Making South Africa the host city for events


This week kick-starts the three-day conference at the Sandton Convention Centre in Johannesburg called Meetings Africa, where the global events industry displays various hosting offerings on the continent.

“It is a platform that we want to showcase the best that we can offer to the world around the business events industry – meetings, conferences and exhibitions,” said Amanda Kotze-Nlapho, Chief Convention Bureau Officer, Meetings Africa.

According to the hosts, the global meetings industry has recently begun to recognise Africa as a sought after destination. The event showcases “products where African associations and African meetings industry professionals can partner to help transform our continent.”


“It’s about exhibitors and buyers, we have around 220 buyers from the region as well as international and they come and see what we can offer and how capable are we to host these big meetings and conventions,” said Kotze-Nlapho.

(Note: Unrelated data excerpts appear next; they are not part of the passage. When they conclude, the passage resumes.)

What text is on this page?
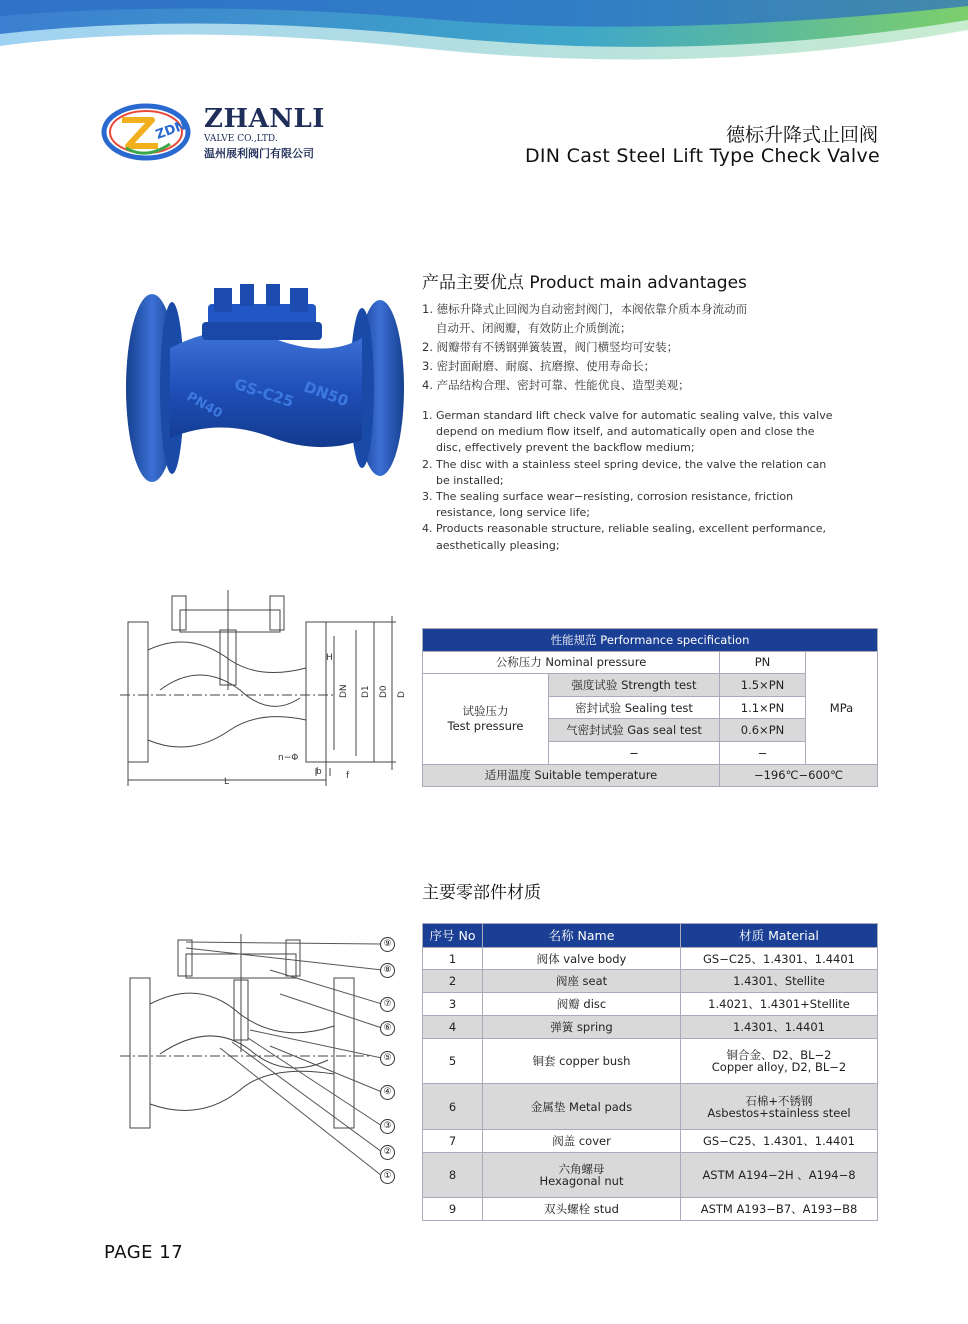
ZDN ZHANLI
VALVE CO.,LTD.
温州展利阀门有限公司
德标升降式止回阀
DIN Cast Steel Lift Type Check Valve
GS-C25 DN50
PN40
产品主要优点 Product main advantages
1. 德标升降式止回阀为自动密封阀门，本阀依靠介质本身流动而
自动开、闭阀瓣，有效防止介质倒流；
2. 阀瓣带有不锈钢弹簧装置，阀门横竖均可安装；
3. 密封面耐磨、耐腐、抗磨擦、使用寿命长；
4. 产品结构合理、密封可靠、性能优良、造型美观；
1. German standard lift check valve for automatic sealing valve, this valve depend on medium flow itself, and automatically open and close the disc, effectively prevent the backflow medium;
2. The disc with a stainless steel spring device, the valve the relation can be installed;
3. The sealing surface wear−resisting, corrosion resistance, friction resistance, long service life;
4. Products reasonable structure, reliable sealing, excellent performance, aesthetically pleasing;
H
DN D1 D0 D
n−Φ
L
b	f
性能规范 Performance specification			
公称压力 Nominal pressure		PN	MPa

试验压力
Test pressure	强度试验 Strength test	1.5×PN	
	密封试验 Sealing test	1.1×PN	
	气密封试验 Gas seal test	0.6×PN	
	−	−	
适用温度 Suitable temperature		−196℃−600℃	
主要零部件材质
⑨
⑧
⑦
⑥
⑤
④
③
②
①
序号 No	名称 Name	材质 Material
1	阀体 valve body	GS−C25、1.4301、1.4401
2	阀座 seat	1.4301、Stellite
3	阀瓣 disc	1.4021、1.4301+Stellite
4	弹簧 spring	1.4301、1.4401
5	铜套 copper bush	铜合金、D2、BL−2
Copper alloy, D2, BL−2

6	金属垫 Metal pads	石棉+不锈钢
Asbestos+stainless steel

7	阀盖 cover	GS−C25、1.4301、1.4401
8	六角螺母
Hexagonal nut	ASTM A194−2H 、A194−8
9	双头螺栓 stud	ASTM A193−B7、A193−B8
PAGE 17
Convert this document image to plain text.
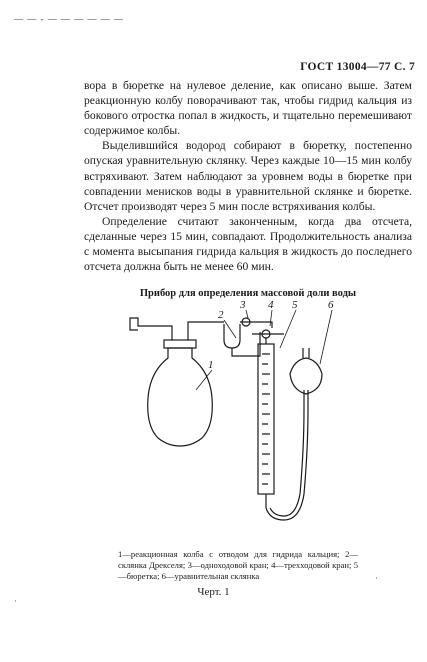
— — - — — — — — —
ГОСТ 13004—77 С. 7

вора в бюретке на нулевое деление, как описано выше. Затем реакционную колбу поворачивают так, чтобы гидрид кальция из бокового отростка попал в жидкость, и тщательно перемешивают содержимое колбы.

Выделившийся водород собирают в бюретку, постепенно опуская уравнительную склянку. Через каждые 10—15 мин колбу встряхивают. Затем наблюдают за уровнем воды в бюретке при совпадении менисков воды в уравнительной склянке и бюретке. Отсчет производят через 5 мин после встряхивания колбы.

Определение считают законченным, когда два отсчета, сделанные через 15 мин, совпадают. Продолжительность анализа с момента высыпания гидрида кальция в жидкость до последнего отсчета должна быть не менее 60 мин.

Прибор для определения массовой доли воды
1
2
3 4 5	6
1—реакционная колба с отводом для гидрида кальция; 2—склянка Дрекселя; 3—одноходовой кран; 4—трехходовой кран; 5—бюретка; 6—уравнительная склянка
Черт. 1
·
·
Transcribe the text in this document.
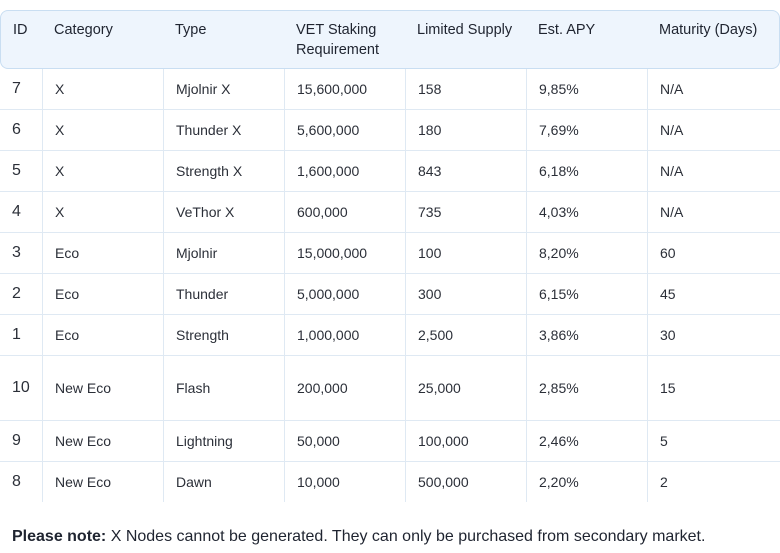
ID	Category	Type	VET Staking Requirement	Limited Supply	Est. APY	Maturity (Days)
7	X	Mjolnir X	15,600,000	158	9,85%	N/A
6	X	Thunder X	5,600,000	180	7,69%	N/A
5	X	Strength X	1,600,000	843	6,18%	N/A
4	X	VeThor X	600,000	735	4,03%	N/A
3	Eco	Mjolnir	15,000,000	100	8,20%	60
2	Eco	Thunder	5,000,000	300	6,15%	45
1	Eco	Strength	1,000,000	2,500	3,86%	30
10	New Eco	Flash	200,000	25,000	2,85%	15
9	New Eco	Lightning	50,000	100,000	2,46%	5
8	New Eco	Dawn	10,000	500,000	2,20%	2
Please note: X Nodes cannot be generated. They can only be purchased from secondary market.
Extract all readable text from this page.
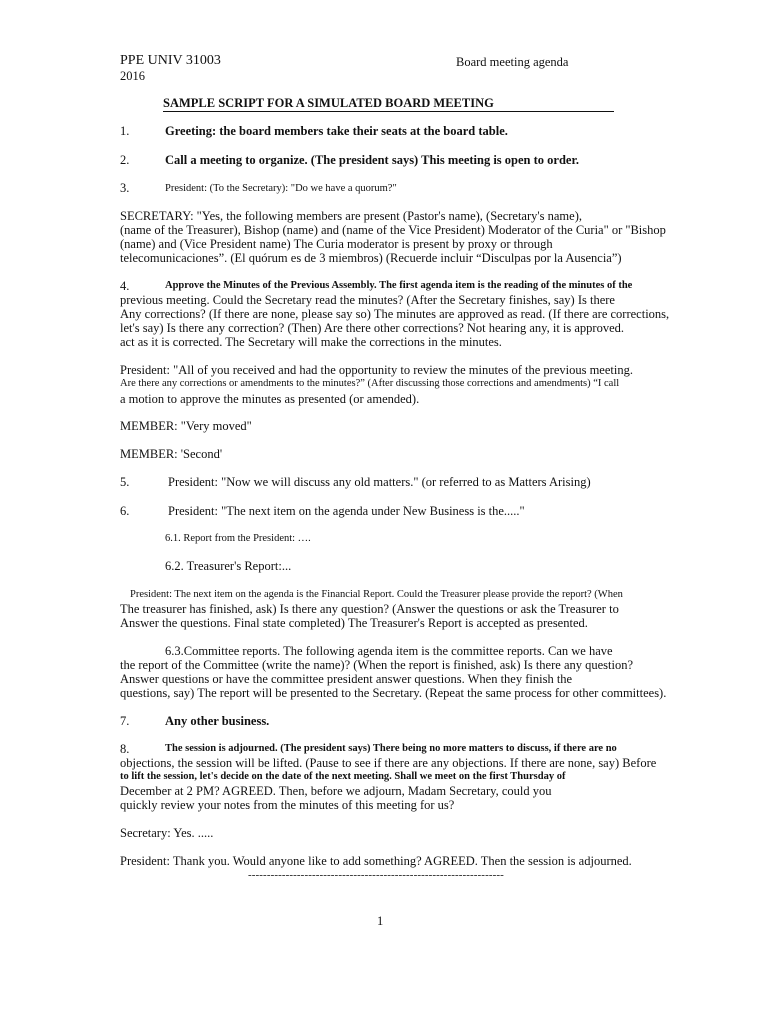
PPE UNIV 31003	Board meeting agenda
2016
SAMPLE SCRIPT FOR A SIMULATED BOARD MEETING
1.	Greeting: the board members take their seats at the board table.
2.	Call a meeting to organize. (The president says) This meeting is open to order.
3.	President: (To the Secretary): "Do we have a quorum?"
SECRETARY: "Yes, the following members are present (Pastor's name), (Secretary's name),
(name of the Treasurer), Bishop (name) and (name of the Vice President) Moderator of the Curia" or "Bishop
(name) and (Vice President name) The Curia moderator is present by proxy or through
telecomunicaciones”. (El quórum es de 3 miembros) (Recuerde incluir “Disculpas por la Ausencia”)
4.	Approve the Minutes of the Previous Assembly. The first agenda item is the reading of the minutes of the
previous meeting. Could the Secretary read the minutes? (After the Secretary finishes, say) Is there
Any corrections? (If there are none, please say so) The minutes are approved as read. (If there are corrections,
let's say) Is there any correction? (Then) Are there other corrections? Not hearing any, it is approved.
act as it is corrected. The Secretary will make the corrections in the minutes.
President: "All of you received and had the opportunity to review the minutes of the previous meeting.
Are there any corrections or amendments to the minutes?” (After discussing those corrections and amendments) “I call
a motion to approve the minutes as presented (or amended).
MEMBER: "Very moved"
MEMBER: 'Second'
5.	President: "Now we will discuss any old matters." (or referred to as Matters Arising)
6.	President: "The next item on the agenda under New Business is the....."
6.1. Report from the President: ….
6.2. Treasurer's Report:...
President: The next item on the agenda is the Financial Report. Could the Treasurer please provide the report? (When
The treasurer has finished, ask) Is there any question? (Answer the questions or ask the Treasurer to
Answer the questions. Final state completed) The Treasurer's Report is accepted as presented.
6.3.Committee reports. The following agenda item is the committee reports. Can we have
the report of the Committee (write the name)? (When the report is finished, ask) Is there any question?
Answer questions or have the committee president answer questions. When they finish the
questions, say) The report will be presented to the Secretary. (Repeat the same process for other committees).
7.	Any other business.
8.	The session is adjourned. (The president says) There being no more matters to discuss, if there are no
objections, the session will be lifted. (Pause to see if there are any objections. If there are none, say) Before
to lift the session, let's decide on the date of the next meeting. Shall we meet on the first Thursday of
December at 2 PM? AGREED. Then, before we adjourn, Madam Secretary, could you
quickly review your notes from the minutes of this meeting for us?
Secretary: Yes. .....
President: Thank you. Would anyone like to add something? AGREED. Then the session is adjourned.
--------------------------------------------------------------------
1
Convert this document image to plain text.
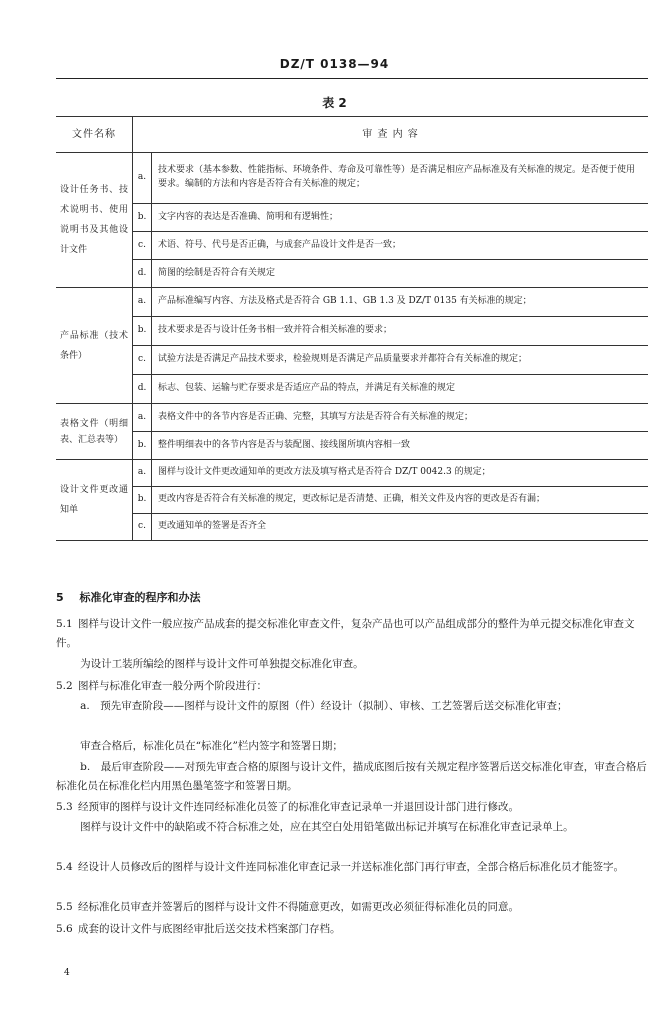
DZ/T 0138—94
表 2
文件名称	审 查 内 容	
设计任务书、技术说明书、使用说明书及其他设计文件	a.	技术要求（基本参数、性能指标、环境条件、寿命及可靠性等）是否满足相应产品标准及有关标准的规定。是否便于使用要求。编制的方法和内容是否符合有关标准的规定；
	b.	文字内容的表达是否准确、简明和有逻辑性；
	c.	术语、符号、代号是否正确，与成套产品设计文件是否一致；
	d.	简图的绘制是否符合有关规定
产品标准（技术条件）	a.	产品标准编写内容、方法及格式是否符合 GB 1.1、GB 1.3 及 DZ/T 0135 有关标准的规定；
	b.	技术要求是否与设计任务书相一致并符合相关标准的要求；
	c.	试验方法是否满足产品技术要求，检验规则是否满足产品质量要求并都符合有关标准的规定；
	d.	标志、包装、运输与贮存要求是否适应产品的特点，并满足有关标准的规定
表格文件（明细表、汇总表等）	a.	表格文件中的各节内容是否正确、完整，其填写方法是否符合有关标准的规定；
	b.	整件明细表中的各节内容是否与装配图、接线图所填内容相一致
设计文件更改通知单	a.	图样与设计文件更改通知单的更改方法及填写格式是否符合 DZ/T 0042.3 的规定；
	b.	更改内容是否符合有关标准的规定，更改标记是否清楚、正确，相关文件及内容的更改是否有漏；
	c.	更改通知单的签署是否齐全
5 标准化审查的程序和办法
5.1 图样与设计文件一般应按产品成套的提交标准化审查文件，复杂产品也可以产品组成部分的整件为单元提交标准化审查文件。
为设计工装所编绘的图样与设计文件可单独提交标准化审查。
5.2 图样与标准化审查一般分两个阶段进行：
a.　预先审查阶段——图样与设计文件的原图（件）经设计（拟制）、审核、工艺签署后送交标准化审查；
审查合格后，标准化员在“标准化”栏内签字和签署日期；
b.　最后审查阶段——对预先审查合格的原图与设计文件，描成底图后按有关规定程序签署后送交标准化审查，审查合格后标准化员在标准化栏内用黑色墨笔签字和签署日期。
5.3 经预审的图样与设计文件连同经标准化员签了的标准化审查记录单一并退回设计部门进行修改。
图样与设计文件中的缺陷或不符合标准之处，应在其空白处用铅笔做出标记并填写在标准化审查记录单上。
5.4 经设计人员修改后的图样与设计文件连同标准化审查记录一并送标准化部门再行审查，全部合格后标准化员才能签字。
5.5 经标准化员审查并签署后的图样与设计文件不得随意更改，如需更改必须征得标准化员的同意。
5.6 成套的设计文件与底图经审批后送交技术档案部门存档。
4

She explains how very “technical” the meetings industry is, in the sense that having anything not work at an event is unacceptable.

“It is really to make sure that we are capable and that we have all the tools to deliver on good meetings.”

Kotze-Nlapho  said South Africa is ranked 32nd in the world as a meetings destination.

“We only, as a continent, host somewhat 9 per cent of the international association meetings but I think that actually gives an opportunity for us,” said Kotze-Nlapho.

Her biggest challenge is that there is a mild negative perception of Africa and constant questioning of the continent’s capability to host a competent event.

“People forget that we actually had, some small event called the World Cup, where I think everything was demonstrated in this sector, that we can host the best of the best”, said Kotze-Nlapho sarcastically.

A silver lining can be found in that Meetings Africa states it is easier to get a visa regulation and impacting on the country’s ability to host more meetings, Kotze-Nlapho says it might actually be easier to use them as a route.

“When people come for meetings, it’s so much easier to get through the visa regulations because you are registered for a meeting as the National Convention Bureau, a unit of South African tourism, that is one our jobs – to make sure that we get the people here,” she concludes.

Kotze-Nlapho says South Africa needs to be able to host more regional events in order to increase the number from just nine per cent.

“Last night we kicked off Meetings Africa with a very exciting thing, the opening of the headquarters of the African Society for Association executives and associations come together to network, to educate and to regulate and we believe that that is definitely going to help us to grow this sector, help them understand why it is important to rotate these meetings,” said Kotze-Nlapho.